Sette Minuti Dopo La Mezzanotte - La Recensione

Lewis MacDougall Film
Troppo grande per essere un bambino, troppo piccolo per essere un uomo. 
Gira tutto intorno a questa frase, detta fuori campo dalla voce calda e profonda di Liam Neeson all'inizio della storia, il senso integro e metaforico di “Sette Minuti Dopo La Mezzanotte”, adattamento cinematografico dell’omonimo romanzo per ragazzi scritto da Patick Ness (che qui torna in veste di sceneggiatore), affidato alla regia dello spagnolo, talento purissimo, Juan Antonio Bayona.

Un concetto che riassume perfettamente l’età in cui si trova Conor - il ragazzo protagonista - quando è chiamato ad attutire la condizione della madre, malata di cancro, che oggettivamente non sembra rispondere in positivo alle cure del caso consigliatele dall'ospedale.

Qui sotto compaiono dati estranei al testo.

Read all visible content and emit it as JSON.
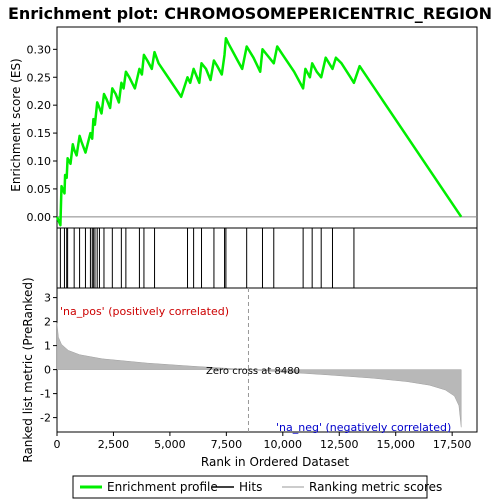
{
  "chart_data": {
    "type": "line",
    "title": "Enrichment plot: CHROMOSOMEPERICENTRIC_REGION",
    "top_panel": {
      "ylabel": "Enrichment score (ES)",
      "ylim": [
        -0.02,
        0.34
      ],
      "yticks": [
        0.0,
        0.05,
        0.1,
        0.15,
        0.2,
        0.25,
        0.3
      ],
      "ytick_labels": [
        "0.00",
        "0.05",
        "0.10",
        "0.15",
        "0.20",
        "0.25",
        "0.30"
      ],
      "series": [
        {
          "name": "Enrichment profile",
          "color": "#00ee00",
          "x": [
            0,
            150,
            200,
            330,
            360,
            430,
            470,
            600,
            700,
            760,
            870,
            1000,
            1080,
            1260,
            1480,
            1560,
            1610,
            1680,
            1780,
            1880,
            1970,
            2080,
            2200,
            2350,
            2450,
            2600,
            2740,
            2850,
            2950,
            3050,
            3200,
            3450,
            3650,
            3760,
            3850,
            4000,
            4200,
            4320,
            4500,
            5000,
            5500,
            5780,
            5900,
            6050,
            6150,
            6300,
            6400,
            6600,
            6800,
            6950,
            7100,
            7300,
            7420,
            7480,
            7600,
            7800,
            8000,
            8200,
            8400,
            8700,
            9000,
            9100,
            9300,
            9600,
            9750,
            10000,
            10500,
            10900,
            11000,
            11200,
            11300,
            11500,
            11700,
            11900,
            12200,
            12350,
            12600,
            13000,
            13150,
            13400,
            17900
          ],
          "y": [
            0.0,
            -0.015,
            0.055,
            0.042,
            0.075,
            0.07,
            0.105,
            0.095,
            0.13,
            0.12,
            0.11,
            0.145,
            0.135,
            0.115,
            0.15,
            0.14,
            0.175,
            0.165,
            0.205,
            0.195,
            0.185,
            0.22,
            0.21,
            0.195,
            0.23,
            0.22,
            0.205,
            0.24,
            0.23,
            0.26,
            0.25,
            0.23,
            0.265,
            0.255,
            0.29,
            0.28,
            0.265,
            0.295,
            0.275,
            0.245,
            0.215,
            0.25,
            0.24,
            0.265,
            0.255,
            0.24,
            0.275,
            0.265,
            0.245,
            0.28,
            0.27,
            0.255,
            0.29,
            0.32,
            0.31,
            0.295,
            0.28,
            0.265,
            0.305,
            0.285,
            0.26,
            0.3,
            0.29,
            0.275,
            0.305,
            0.29,
            0.26,
            0.23,
            0.265,
            0.25,
            0.275,
            0.26,
            0.25,
            0.285,
            0.265,
            0.285,
            0.275,
            0.25,
            0.24,
            0.27,
            0.0
          ]
        }
      ],
      "hits": [
        150,
        330,
        430,
        470,
        760,
        1000,
        1260,
        1480,
        1560,
        1610,
        1680,
        1780,
        1880,
        2080,
        2450,
        2850,
        3050,
        3650,
        3850,
        4320,
        5780,
        6050,
        6400,
        6950,
        7420,
        7480,
        8400,
        9100,
        9600,
        10900,
        11300,
        11700,
        12200,
        13150
      ]
    },
    "bottom_panel": {
      "ylabel": "Ranked list metric (PreRanked)",
      "xlabel": "Rank in Ordered Dataset",
      "ylim": [
        -2.6,
        3.4
      ],
      "yticks": [
        -2,
        -1,
        0,
        1,
        2,
        3
      ],
      "ytick_labels": [
        "-2",
        "-1",
        "0",
        "1",
        "2",
        "3"
      ],
      "xlim": [
        0,
        18600
      ],
      "xticks": [
        0,
        2500,
        5000,
        7500,
        10000,
        12500,
        15000,
        17500
      ],
      "xtick_labels": [
        "0",
        "2,500",
        "5,000",
        "7,500",
        "10,000",
        "12,500",
        "15,000",
        "17,500"
      ],
      "zero_cross_rank": 8480,
      "zero_cross_label": "Zero cross at 8480",
      "pos_label": "'na_pos' (positively correlated)",
      "neg_label": "'na_neg' (negatively correlated)",
      "pos_color": "#cc0000",
      "neg_color": "#0000cc",
      "metric_profile": {
        "x": [
          0,
          60,
          200,
          500,
          1000,
          2000,
          4000,
          6000,
          8480,
          10000,
          12000,
          14000,
          15500,
          16500,
          17200,
          17600,
          17800,
          17900
        ],
        "y": [
          1.95,
          1.35,
          1.05,
          0.8,
          0.62,
          0.45,
          0.27,
          0.14,
          0.0,
          -0.1,
          -0.22,
          -0.36,
          -0.5,
          -0.65,
          -0.85,
          -1.1,
          -1.5,
          -2.4
        ]
      }
    },
    "legend": {
      "placement": "bottom",
      "items": [
        {
          "label": "Enrichment profile",
          "color": "#00ee00",
          "kind": "line"
        },
        {
          "label": "Hits",
          "color": "#000000",
          "kind": "line"
        },
        {
          "label": "Ranking metric scores",
          "color": "#bbbbbb",
          "kind": "line"
        }
      ]
    },
    "n_ranks": 17900
  }
}
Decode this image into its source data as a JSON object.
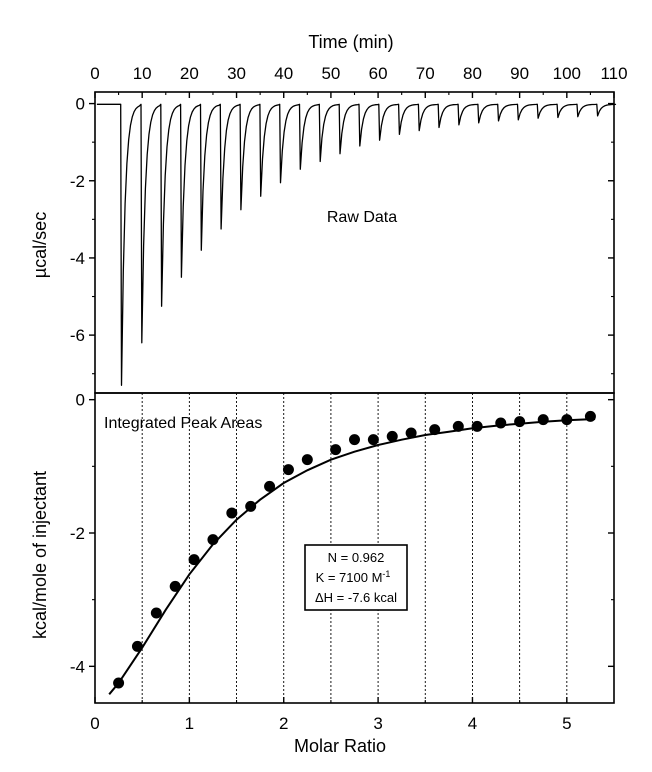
{
  "chart_data": [
    {
      "type": "line",
      "id": "raw",
      "xlabel": "Time (min)",
      "ylabel": "µcal/sec",
      "annotation": "Raw Data",
      "xlim": [
        0,
        110
      ],
      "ylim": [
        -7.5,
        0.3
      ],
      "xticks": [
        0,
        10,
        20,
        30,
        40,
        50,
        60,
        70,
        80,
        90,
        100,
        110
      ],
      "yticks": [
        0,
        -2,
        -4,
        -6
      ],
      "xtick_labels": [
        "0",
        "10",
        "20",
        "30",
        "40",
        "50",
        "60",
        "70",
        "80",
        "90",
        "100",
        "110"
      ],
      "ytick_labels": [
        "0",
        "-2",
        "-4",
        "-6"
      ],
      "baseline": -0.02,
      "injection_times": [
        5.5,
        9.8,
        14,
        18.2,
        22.4,
        26.6,
        30.8,
        35,
        39.2,
        43.4,
        47.6,
        51.8,
        56,
        60.2,
        64.4,
        68.6,
        72.8,
        77,
        81.2,
        85.4,
        89.6,
        93.8,
        98,
        102.2,
        106.4
      ],
      "peak_minima": [
        -7.3,
        -6.2,
        -5.25,
        -4.5,
        -3.8,
        -3.25,
        -2.75,
        -2.4,
        -2.05,
        -1.7,
        -1.5,
        -1.3,
        -1.1,
        -0.95,
        -0.8,
        -0.7,
        -0.62,
        -0.55,
        -0.5,
        -0.45,
        -0.42,
        -0.38,
        -0.36,
        -0.34,
        -0.32
      ]
    },
    {
      "type": "scatter",
      "id": "integrated",
      "xlabel": "Molar Ratio",
      "ylabel": "kcal/mole of injectant",
      "annotation": "Integrated Peak Areas",
      "xlim": [
        0,
        5.5
      ],
      "ylim": [
        -4.55,
        0.1
      ],
      "xticks": [
        0,
        1,
        2,
        3,
        4,
        5
      ],
      "yticks": [
        0,
        -2,
        -4
      ],
      "xtick_labels": [
        "0",
        "1",
        "2",
        "3",
        "4",
        "5"
      ],
      "ytick_labels": [
        "0",
        "-2",
        "-4"
      ],
      "vertical_gridlines": [
        0.5,
        1,
        1.5,
        2,
        2.5,
        3,
        3.5,
        4,
        4.5,
        5
      ],
      "points": {
        "x": [
          0.25,
          0.45,
          0.65,
          0.85,
          1.05,
          1.25,
          1.45,
          1.65,
          1.85,
          2.05,
          2.25,
          2.55,
          2.75,
          2.95,
          3.15,
          3.35,
          3.6,
          3.85,
          4.05,
          4.3,
          4.5,
          4.75,
          5.0,
          5.25
        ],
        "y": [
          -4.25,
          -3.7,
          -3.2,
          -2.8,
          -2.4,
          -2.1,
          -1.7,
          -1.6,
          -1.3,
          -1.05,
          -0.9,
          -0.75,
          -0.6,
          -0.6,
          -0.55,
          -0.5,
          -0.45,
          -0.4,
          -0.4,
          -0.35,
          -0.33,
          -0.3,
          -0.3,
          -0.25
        ]
      },
      "fit": {
        "x": [
          0.15,
          0.25,
          0.5,
          0.75,
          1.0,
          1.25,
          1.5,
          1.75,
          2.0,
          2.25,
          2.5,
          2.75,
          3.0,
          3.25,
          3.5,
          3.75,
          4.0,
          4.25,
          4.5,
          4.75,
          5.0,
          5.3
        ],
        "y": [
          -4.42,
          -4.25,
          -3.72,
          -3.15,
          -2.62,
          -2.17,
          -1.8,
          -1.5,
          -1.25,
          -1.06,
          -0.9,
          -0.78,
          -0.68,
          -0.6,
          -0.53,
          -0.48,
          -0.43,
          -0.39,
          -0.36,
          -0.33,
          -0.31,
          -0.29
        ]
      },
      "legend_box": {
        "n_line": "N = 0.962",
        "k_main": "K = 7100 M",
        "k_sup": "-1",
        "dh_line": "ΔH = -7.6 kcal"
      }
    }
  ]
}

Un colpo durissimo di cui lui ha già immaginato le conseguenze nonostante le frasi di circostanza ricevute che avrebbero dovuto, in teoria, tranquillizzarlo, e al quale ha imparato a reagire chiudendosi in sé stesso e cominciando a cavarsela da solo, provvedendo ai suoi bisogni primari come anche alle faccende di casa: considerato che anche il padre, trasferitosi a Los Angeles e con una nuova famiglia a cui badare, non riesce ad essere così presente nella sua vita al punto da controbilanciare il vuoto e che con la nonna non ha un rapporto idilliaco. E allora non può che presentarcelo incastrato in un limbo, Bayona, questo povero ragazzino di dodici anni, un limbo oscuro che ogni notte lo stimola a sognare sempre lo stesso incubo, mentre di giorno gli fa ostentare maturazione, alzandosi da sé, preparandosi colazione e lavatrice, prima di dirigersi silenzioso a scuola, dove come se non bastasse un gruppetto di bulli lo prende di mira perché, gli dicono essere, in un mondo tutto suo. Un mondo che lo rende invisibile agli altri, in cui cerca di rifugiarsi per sfuggire al dolore e dove un albero di tasso – lo stesso che si erge fuori dalla finestra della sua stanza - ogni notte, sette minuti dopo lo scoccare della mezzanotte, prende vita andandolo a trovare personalmente per raccontargli una storia: una storia che fa parte di un blocco di tre storie, dopo le quali Conor, a seguito di patto stretto, dovrà ricambiare raccontandone lui una quarta, contenente la sua verità nascosta.

Sette Minuti Dopo La Mezzanotte Bayona
Torna quindi vicino alle atmosfere di “The Orphanage”, il regista, con un fantasy cupo e drammatico, nel quale attraverso lo stile della fiaba va a riprendere confidenza con la tematica dell’infanzia, disturbata stavolta da un reale che spinge troppo violentemente sulla sensibilità di chi non è ancora pronto per sostenere un peso infinitamente più grande di lui. Nei comportamenti e nella percezione di Conor (una percezione che non è confusa solamente quando si tratta di distinguere tra realtà e finzione, ma anche tra giorno e notte) infatti è scritta palesemente, a caratteri cubitali, anche la condizione del suo stato psicologico, la crisi interiore che sta passando e che crede di riuscire a nascondere agli altri, la sofferenza alla quale cerca di rispondere provando a rintanarsi nell'immaginazione, contaminata anch'essa però dalla linea che divide il bambino dall'adulto, nella quale fisiologicamente non può smettere di gravitare. E' lì dentro infatti che si svolge praticamente tutta la pellicola, in quella zona inconscia che Bayona ci tiene particolarmente a delineare e a inventare; in quello spazio ibrido che, appunto, non appartiene né al bambino e né all'adulto, ma esistente in forma precaria solo per compiere quel passetto in avanti, utile a trovare la forza ed il coraggio per capirsi, aprirsi e, infine, liberarsi.

Commuove e incanta perciò "Sette Minuti Dopo La Mezzanotte", mescolando con originalità e tatto i generi che mette insieme e fidandosi soprattutto di un talento mostruoso come il giovane Lewis MacDougall che praticamente mette il film dentro il suo zainetto, portandolo a spasso e promettendoci che, in un futuro non troppo lontano, sentiremo ancora parlare di lui.